It’s no secret the COVID-19 pandemic has been a boon to online sales, and that shift may be here to stay. The e-commerce industry in the United States, for example, climbed 39 percent in Q1 2021 compared to the same period in 2020, according to the U.S. Department of Commerce.
Yet during the first half of last year, cross-border business-to-business (B2B) payments actually declined. There are a number of reasons why, but it all starts with convenience. Business customers want simple, efficient and secure systems when they want to make and receive international payments.
Facilitating cross-border B2B payments has always been complex. The new work-from-home lifestyle has created even more challenges, leading business customers to automate every paper-based or in-person process associated with accounts payable and accounts receivable to continue operating remotely.
As business customers assess the efficiency and resiliency of existing supply chains and operating models with countries all over the world in different states of reopening, they would like a payments solution that can scale up globally to facilitate international payments faster and more seamlessly (including navigating limited banking hours, batch processing, etc.). This will be a huge advantage to businesses as the economy continues to recover.

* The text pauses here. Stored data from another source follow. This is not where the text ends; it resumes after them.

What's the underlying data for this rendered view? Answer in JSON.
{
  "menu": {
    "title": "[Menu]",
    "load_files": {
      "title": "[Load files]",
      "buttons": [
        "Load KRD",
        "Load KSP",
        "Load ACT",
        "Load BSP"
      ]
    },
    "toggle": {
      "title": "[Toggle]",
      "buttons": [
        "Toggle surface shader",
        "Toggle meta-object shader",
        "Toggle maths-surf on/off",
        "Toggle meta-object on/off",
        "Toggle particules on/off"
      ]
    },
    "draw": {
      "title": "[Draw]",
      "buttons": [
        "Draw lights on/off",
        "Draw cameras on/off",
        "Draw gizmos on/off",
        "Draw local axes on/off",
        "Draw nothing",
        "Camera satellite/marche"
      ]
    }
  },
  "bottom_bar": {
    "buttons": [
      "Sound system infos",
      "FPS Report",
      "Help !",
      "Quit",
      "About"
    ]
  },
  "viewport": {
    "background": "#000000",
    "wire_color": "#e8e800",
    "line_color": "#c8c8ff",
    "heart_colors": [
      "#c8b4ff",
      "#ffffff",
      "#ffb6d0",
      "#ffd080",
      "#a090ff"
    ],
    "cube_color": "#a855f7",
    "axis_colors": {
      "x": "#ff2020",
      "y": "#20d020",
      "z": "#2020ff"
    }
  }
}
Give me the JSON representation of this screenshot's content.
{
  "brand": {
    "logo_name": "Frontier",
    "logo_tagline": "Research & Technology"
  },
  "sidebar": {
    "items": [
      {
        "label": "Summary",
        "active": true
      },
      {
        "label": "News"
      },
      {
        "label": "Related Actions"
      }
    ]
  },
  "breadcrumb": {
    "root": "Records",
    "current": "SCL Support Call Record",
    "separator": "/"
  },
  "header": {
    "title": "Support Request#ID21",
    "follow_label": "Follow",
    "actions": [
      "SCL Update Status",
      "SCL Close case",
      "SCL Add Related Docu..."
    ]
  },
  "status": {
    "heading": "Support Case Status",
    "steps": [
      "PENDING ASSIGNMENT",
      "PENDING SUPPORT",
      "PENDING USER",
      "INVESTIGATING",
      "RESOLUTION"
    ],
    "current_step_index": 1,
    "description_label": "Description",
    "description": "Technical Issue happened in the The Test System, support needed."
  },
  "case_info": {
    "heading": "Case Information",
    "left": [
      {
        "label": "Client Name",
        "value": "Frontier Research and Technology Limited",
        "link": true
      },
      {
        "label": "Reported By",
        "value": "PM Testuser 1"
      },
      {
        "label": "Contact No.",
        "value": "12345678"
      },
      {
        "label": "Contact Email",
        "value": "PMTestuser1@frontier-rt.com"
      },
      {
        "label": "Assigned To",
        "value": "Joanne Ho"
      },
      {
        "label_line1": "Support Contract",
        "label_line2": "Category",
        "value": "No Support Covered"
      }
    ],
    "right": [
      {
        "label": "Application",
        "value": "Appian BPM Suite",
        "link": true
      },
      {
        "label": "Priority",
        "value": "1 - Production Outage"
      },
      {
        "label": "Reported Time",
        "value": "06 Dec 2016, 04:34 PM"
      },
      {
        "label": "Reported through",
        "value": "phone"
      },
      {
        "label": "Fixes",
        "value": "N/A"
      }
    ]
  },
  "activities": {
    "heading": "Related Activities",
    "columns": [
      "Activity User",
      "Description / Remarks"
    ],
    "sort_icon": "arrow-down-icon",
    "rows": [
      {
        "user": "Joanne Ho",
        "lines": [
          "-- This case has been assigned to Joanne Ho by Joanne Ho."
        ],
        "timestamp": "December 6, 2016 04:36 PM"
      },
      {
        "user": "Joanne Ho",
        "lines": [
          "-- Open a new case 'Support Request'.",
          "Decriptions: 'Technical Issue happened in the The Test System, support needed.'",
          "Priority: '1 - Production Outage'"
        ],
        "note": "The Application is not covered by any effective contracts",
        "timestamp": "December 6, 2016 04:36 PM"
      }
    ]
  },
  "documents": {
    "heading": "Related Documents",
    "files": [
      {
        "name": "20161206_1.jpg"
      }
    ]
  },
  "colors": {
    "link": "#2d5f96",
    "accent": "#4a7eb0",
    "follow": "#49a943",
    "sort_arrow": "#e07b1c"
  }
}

Here are potential solutions for three primary pain points business leaders often experience when it comes to executing cross-border payments.
Improve technological solutions
The truth is that no one is really focused on what kinds of hoops a payor has to jump through. What they want is a solution that makes their own life easier. It’s not about the payment; it’s about the business process that precedes the payment, just as you’d expect in a B2C payment.
The financial services industry needs to continue building automation modules that leverage artificial intelligence to determine the best times to lock in a foreign exchange rate, which currency to use for the transfer, and a simple way to calculate fees and loss incurred from the transfer itself. Each of these use cases presents an opportunity to simplify a very complex process and free up time to work on more challenging issues.
Facilitate innovation through coordinated oversight
One obstacle complicating cross-border B2B payments is redundancies. Ideally, regulation would evolve and inform innovation design, not inhibit it.
What’s needed is a way for financial technology companies to work with regulators to reduce these redundancies by enabling cross-border coordination between the two countries.
Redundancies mostly come in the form of outdated oversight models put in place long before a global economy became a reality. Now, we have banks trying to stay within compliance models of multiple countries, as well as other banks, all while trying to make the end-user product as simple to understand as humanly possible, like a consumer product would be.
What’s needed is collaborative global oversight and a merging of regulatory bodies into larger groups that leverage improved data ecosystems and make cross-border payments and digital commerce more accessible.
Ensure trust through a modern approach to security
Last, but certainly not least, both buyers and suppliers within the payment process need confidence in the payment system. This is best accomplished through collaboration between public and private sector entities that prioritize cybersecurity standards to mitigate threats, protecting consumers and businesses.
This partnership would also benefit from cross-border collaboration by law enforcement agencies and an agreement to share information between jurisdictions when things go awry. Currently, we see little to no cooperation between governments when it comes to cross-border cybersecurity issues. Literally any solution offered here would be an improvement.
As competition among online retailers and brick-and-mortar stores heats up, especially in the midst of a pandemic, there’s no better time to ask these questions.
COVID-19 has caused businesses everywhere to second-guess these processes and look toward the goal of treating these payments more like we would B2C transactions, or even P2P transfers. The good news is that technology is creating a better way. The path ahead for B2B payments – both cross-border and domestic – looks bright.